JAKARTA, KOMPAS - Bangsa yang maju dan berkembang adalah bangsa yang menempatkan pendidikan sebagai pilar utama. Namun, karena pranata sosial masih lemah, kurang terbangun penyelenggaraan pendidikan sebagai rekonstruksi sosial.

Dua butir pemikiran itu dipungut dari pidato Ketua Umum Pengurus Pusat Majelis Buddhayana Indonesia (MBI) Sudhamek AWS dan Ketua Umum Sangha Agung Indonesia Mahathera Nyanasuryanadi dalam acara pembukaan Munas VIII MBI di Jakarta, Sabtu (6/12).

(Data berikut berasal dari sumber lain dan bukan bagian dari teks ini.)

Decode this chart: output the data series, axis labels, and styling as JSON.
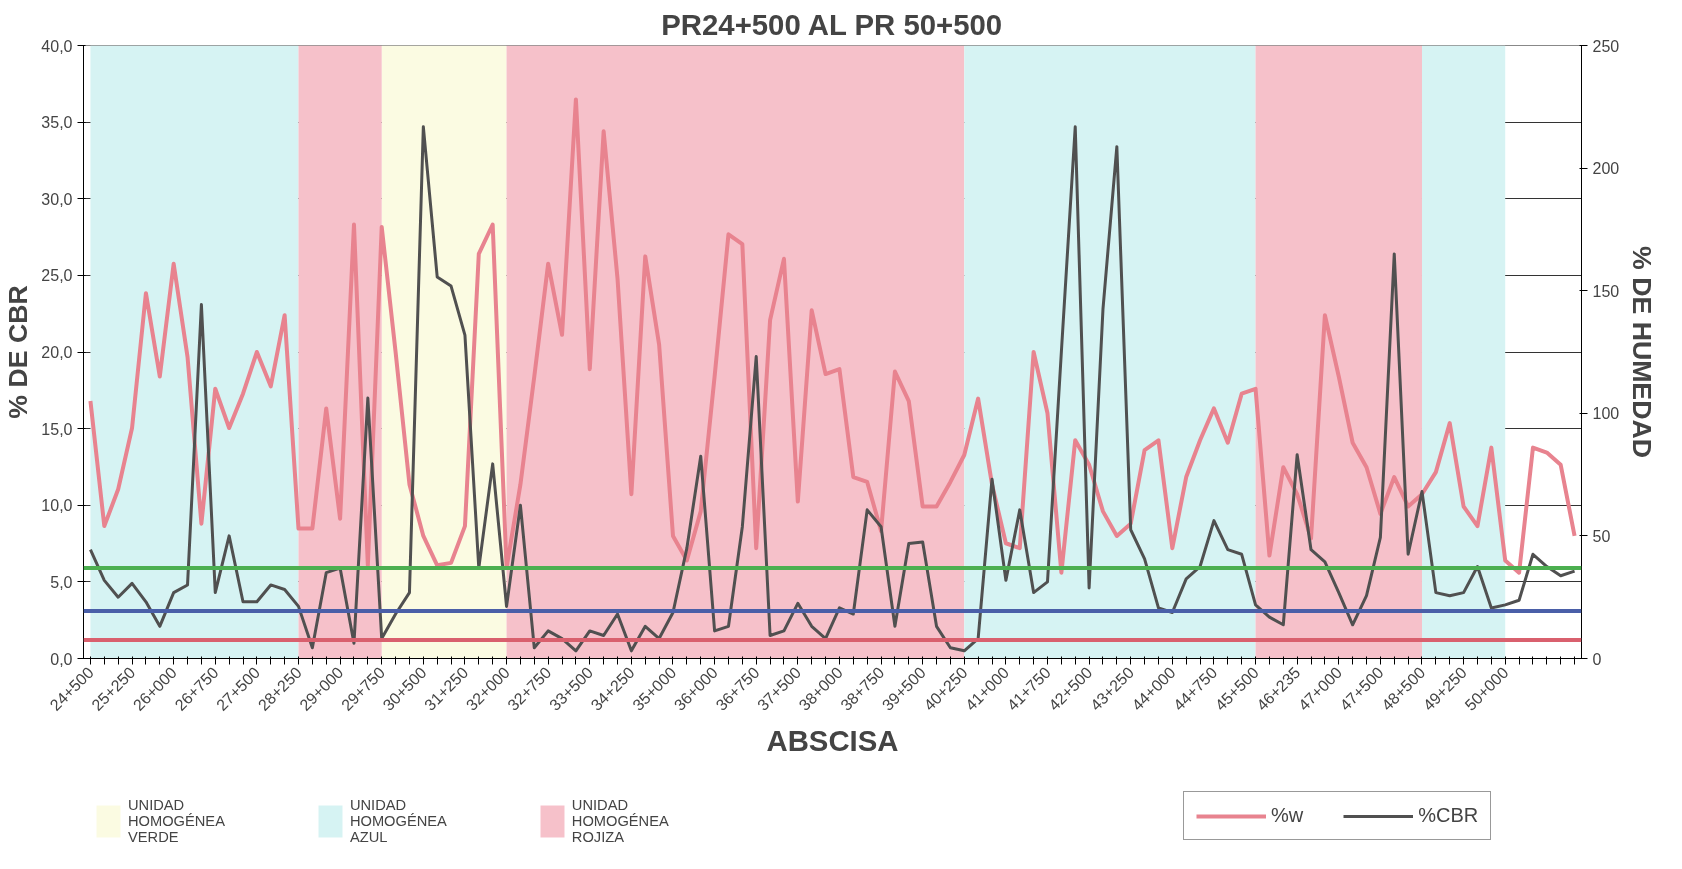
{
  "chart_data": {
    "type": "line",
    "title": "PR24+500 AL PR 50+500",
    "xlabel": "ABSCISA",
    "ylabel": "% DE CBR",
    "y2label": "% DE HUMEDAD",
    "categories": [
      "24+500",
      null,
      null,
      "25+250",
      null,
      null,
      "26+000",
      null,
      null,
      "26+750",
      null,
      null,
      "27+500",
      null,
      null,
      "28+250",
      null,
      null,
      "29+000",
      null,
      null,
      "29+750",
      null,
      null,
      "30+500",
      null,
      null,
      "31+250",
      null,
      null,
      "32+000",
      null,
      null,
      "32+750",
      null,
      null,
      "33+500",
      null,
      null,
      "34+250",
      null,
      null,
      "35+000",
      null,
      null,
      "36+000",
      null,
      null,
      "36+750",
      null,
      null,
      "37+500",
      null,
      null,
      "38+000",
      null,
      null,
      "38+750",
      null,
      null,
      "39+500",
      null,
      null,
      "40+250",
      null,
      null,
      "41+000",
      null,
      null,
      "41+750",
      null,
      null,
      "42+500",
      null,
      null,
      "43+250",
      null,
      null,
      "44+000",
      null,
      null,
      "44+750",
      null,
      null,
      "45+500",
      null,
      null,
      "46+235",
      null,
      null,
      "47+000",
      null,
      null,
      "47+500",
      null,
      null,
      "48+500",
      null,
      null,
      "49+250",
      null,
      null,
      "50+000",
      null,
      null,
      null,
      null,
      null
    ],
    "series": [
      {
        "name": "%w",
        "color": "#e8838f",
        "axis": "y2",
        "values": [
          105,
          54,
          69,
          94,
          149,
          115,
          161,
          123,
          55,
          110,
          94,
          108,
          125,
          111,
          140,
          53,
          53,
          102,
          57,
          177,
          38,
          176,
          125,
          71,
          50,
          38,
          39,
          54,
          165,
          177,
          37,
          71,
          115,
          161,
          132,
          228,
          118,
          215,
          155,
          67,
          164,
          128,
          50,
          40,
          60,
          115,
          173,
          169,
          45,
          138,
          163,
          64,
          142,
          116,
          118,
          74,
          72,
          52,
          117,
          105,
          62,
          62,
          72,
          83,
          106,
          71,
          47,
          45,
          125,
          100,
          35,
          89,
          79,
          60,
          50,
          55,
          85,
          89,
          45,
          74,
          89,
          102,
          88,
          108,
          110,
          42,
          78,
          67,
          49,
          140,
          115,
          88,
          78,
          59,
          74,
          62,
          67,
          76,
          96,
          62,
          54,
          86,
          40,
          35,
          86,
          84,
          79,
          50
        ]
      },
      {
        "name": "%CBR",
        "color": "#505050",
        "values": [
          7.1,
          5.1,
          4.0,
          4.9,
          3.7,
          2.1,
          4.3,
          4.8,
          23.1,
          4.3,
          8.0,
          3.7,
          3.7,
          4.8,
          4.5,
          3.4,
          0.7,
          5.6,
          5.9,
          1.0,
          17.0,
          1.3,
          2.9,
          4.3,
          34.7,
          24.9,
          24.3,
          21.1,
          5.9,
          12.7,
          3.4,
          10.0,
          0.7,
          1.8,
          1.3,
          0.5,
          1.8,
          1.5,
          2.9,
          0.5,
          2.1,
          1.3,
          3.0,
          7.2,
          13.2,
          1.8,
          2.1,
          8.6,
          19.7,
          1.5,
          1.8,
          3.6,
          2.1,
          1.3,
          3.3,
          2.9,
          9.7,
          8.6,
          2.1,
          7.5,
          7.6,
          2.1,
          0.7,
          0.5,
          1.3,
          11.7,
          5.1,
          9.7,
          4.3,
          5.0,
          20.0,
          34.7,
          4.6,
          22.8,
          33.4,
          8.4,
          6.5,
          3.3,
          3.0,
          5.2,
          6.0,
          9.0,
          7.1,
          6.8,
          3.5,
          2.7,
          2.2,
          13.3,
          7.1,
          6.3,
          4.3,
          2.2,
          4.1,
          7.9,
          26.4,
          6.8,
          10.9,
          4.3,
          4.1,
          4.3,
          6.0,
          3.3,
          3.5,
          3.8,
          6.8,
          6.0,
          5.4,
          5.7
        ]
      }
    ],
    "ylim": [
      0,
      40
    ],
    "yticks": [
      {
        "value": 0,
        "label": "0,0"
      },
      {
        "value": 5,
        "label": "5,0"
      },
      {
        "value": 10,
        "label": "10,0"
      },
      {
        "value": 15,
        "label": "15,0"
      },
      {
        "value": 20,
        "label": "20,0"
      },
      {
        "value": 25,
        "label": "25,0"
      },
      {
        "value": 30,
        "label": "30,0"
      },
      {
        "value": 35,
        "label": "35,0"
      },
      {
        "value": 40,
        "label": "40,0"
      }
    ],
    "y2lim": [
      0,
      250
    ],
    "y2ticks": [
      0,
      50,
      100,
      150,
      200,
      250
    ],
    "ref_lines": [
      {
        "axis": "y",
        "value": 5.9,
        "color": "#4caf50"
      },
      {
        "axis": "y",
        "value": 3.1,
        "color": "#4a5fa8"
      },
      {
        "axis": "y",
        "value": 1.2,
        "color": "#d9606e"
      }
    ],
    "bands": [
      {
        "axis": "x",
        "from": "29+750",
        "to": "32+000",
        "color": "#fbfbe2",
        "label": "UNIDAD HOMOGÉNEA VERDE"
      },
      {
        "axis": "x",
        "from": "24+500",
        "to": "28+250",
        "color": "#d6f3f3",
        "label": "UNIDAD HOMOGÉNEA AZUL"
      },
      {
        "axis": "x",
        "from": "28+250",
        "to": "29+750",
        "color": "#f6c1ca",
        "label": "UNIDAD HOMOGÉNEA ROJIZA"
      },
      {
        "axis": "x",
        "from": "32+000",
        "to": "40+250",
        "color": "#f6c1ca"
      },
      {
        "axis": "x",
        "from": "40+250",
        "to": "45+500",
        "color": "#d6f3f3"
      },
      {
        "axis": "x",
        "from": "45+500",
        "to": "48+500",
        "color": "#f6c1ca"
      },
      {
        "axis": "x",
        "from": "48+500",
        "to": "50+000",
        "color": "#d6f3f3"
      }
    ],
    "grid": "y",
    "legend": "bottom",
    "marker": "none",
    "line_style": "solid"
  }
}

Menurut Sudhamek, pendidikan merupakan pilar utama kemajuan suatu bangsa. Pemerintah semakin menyadari pentingnya pendidikan. Alokasi 20 persen APBN untuk pendidikan perlu diapresiasi walaupun mungkin dalam pelaksanaan masih terjadi ketimpangan. MBI pun sudah memiliki cetak biru bidang pendidikan sebagai tema sentral MBI lima tahun ke depan.

Ketimpangan praksis pendidikan, kata Nyanasuryanadi, mengakibatkan persoalan yang muncul, seperti disintegrasi sosial, konflik antaretnis, kekerasan, penyalahgunaan obat terlarang, dan pola hidup konsumtif, tidak ditangani tuntas.

”Oleh sebab itu, perlu dibangun dan dikembangkan sistem pendidikan atas dasar kesadaran kolektif dalam rangka memecahkan persoalan bangsa yang kita hadapi,” tegas Nyanasuryanadi.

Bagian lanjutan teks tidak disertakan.